I liked my father and loved him too but WONDERFUL isn’t the word that comes to mind. He was a mysterious man, Talmudic, unpsychoanalyzed, and not only that, he didn’t want to be.
I was an annoying child. (Only in the last few years have I been able to say that sentence.) I’m sure I drove my father (and mother too, to be fair) insane with my endless and relentless questions (why why why ) and my sophomoric speechifying about thousands of subjects I knew absolutely nothing about: civil rights, for one thing. And how I intended to live, for another. (I was going to be Josephine Baker, although I never could sing – moving around the world with scores of adopted children. I would never live in One Place with One Partner and One Child. (which is more or less what happened.)
My father’s father died of a heart attack and my father, the third of four, was The Responsible One so he was responsible all of his life. I don’t know what he thought about that – I could guess but I might be wrong.
He believed in Security and Fairness and a Moral Code. And he could dance well, play music, tell a good joke. He was a first generation son of Eastern European immigrants. He was American-ish.

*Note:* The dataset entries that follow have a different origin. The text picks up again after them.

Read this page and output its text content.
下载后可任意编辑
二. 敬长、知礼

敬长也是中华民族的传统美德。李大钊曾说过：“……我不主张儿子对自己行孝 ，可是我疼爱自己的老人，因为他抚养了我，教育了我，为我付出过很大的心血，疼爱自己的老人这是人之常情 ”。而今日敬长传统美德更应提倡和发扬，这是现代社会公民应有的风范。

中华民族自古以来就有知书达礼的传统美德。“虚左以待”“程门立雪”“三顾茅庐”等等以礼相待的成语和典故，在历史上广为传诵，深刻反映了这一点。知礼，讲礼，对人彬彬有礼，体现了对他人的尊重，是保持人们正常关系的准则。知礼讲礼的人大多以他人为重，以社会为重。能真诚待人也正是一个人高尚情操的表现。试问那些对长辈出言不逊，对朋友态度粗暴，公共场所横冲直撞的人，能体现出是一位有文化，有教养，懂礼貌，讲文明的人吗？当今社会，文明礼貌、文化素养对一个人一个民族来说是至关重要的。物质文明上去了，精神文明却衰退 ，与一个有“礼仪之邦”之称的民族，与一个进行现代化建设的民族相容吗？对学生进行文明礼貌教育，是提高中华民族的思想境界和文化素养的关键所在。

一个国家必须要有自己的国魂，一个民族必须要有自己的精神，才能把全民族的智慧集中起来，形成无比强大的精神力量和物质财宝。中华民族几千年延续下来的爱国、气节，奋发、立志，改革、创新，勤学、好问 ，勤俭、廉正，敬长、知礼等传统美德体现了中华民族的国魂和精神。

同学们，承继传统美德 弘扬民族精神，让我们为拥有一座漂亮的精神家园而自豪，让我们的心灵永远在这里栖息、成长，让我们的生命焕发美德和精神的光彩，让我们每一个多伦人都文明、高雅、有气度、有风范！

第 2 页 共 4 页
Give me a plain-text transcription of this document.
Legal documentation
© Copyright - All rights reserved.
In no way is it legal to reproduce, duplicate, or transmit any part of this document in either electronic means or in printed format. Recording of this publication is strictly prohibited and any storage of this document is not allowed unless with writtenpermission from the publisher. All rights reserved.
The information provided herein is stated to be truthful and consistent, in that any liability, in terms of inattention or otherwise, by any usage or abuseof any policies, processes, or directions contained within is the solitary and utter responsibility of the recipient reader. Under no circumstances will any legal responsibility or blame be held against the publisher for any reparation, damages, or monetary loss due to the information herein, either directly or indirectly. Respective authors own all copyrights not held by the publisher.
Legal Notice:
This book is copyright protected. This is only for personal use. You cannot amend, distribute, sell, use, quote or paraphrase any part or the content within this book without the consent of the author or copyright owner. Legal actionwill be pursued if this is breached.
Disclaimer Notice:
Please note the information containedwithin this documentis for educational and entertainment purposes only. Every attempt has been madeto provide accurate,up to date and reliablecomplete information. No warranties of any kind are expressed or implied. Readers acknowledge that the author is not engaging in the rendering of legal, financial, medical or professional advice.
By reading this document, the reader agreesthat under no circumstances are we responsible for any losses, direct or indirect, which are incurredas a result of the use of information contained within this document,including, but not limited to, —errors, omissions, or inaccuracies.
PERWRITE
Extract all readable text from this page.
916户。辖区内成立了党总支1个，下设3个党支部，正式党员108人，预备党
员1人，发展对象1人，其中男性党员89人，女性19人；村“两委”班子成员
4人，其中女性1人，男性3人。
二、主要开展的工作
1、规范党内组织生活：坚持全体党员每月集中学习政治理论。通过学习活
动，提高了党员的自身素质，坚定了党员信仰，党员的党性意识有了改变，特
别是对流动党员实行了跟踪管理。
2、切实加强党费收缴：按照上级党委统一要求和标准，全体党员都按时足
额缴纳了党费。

(A friend said her father, a dentist, died with shoe boxes full of last lines of all the jokes he told. Not the joke. Just the punchline. When she told us that, I thought that would be a good Father’s Day story.)
I never felt that I really and truly Knew Who He Was. Like so many of us, I believed that One Day I’d ask the right question, and he’d tell me everything.
He wasn’t the tell everything type.
He loved my mother, who was more or less his opposite. He wore white shirts and had many dark business suits. My mother chain smoked. She wore orange Capri pants, large gold hoops, and heels and she was tall for a Jewish woman. Five foot eight. I liked watching them dance together, which they did fairly often in the kitchen after dinner.
About the rest, I don’t really know. I wish I did.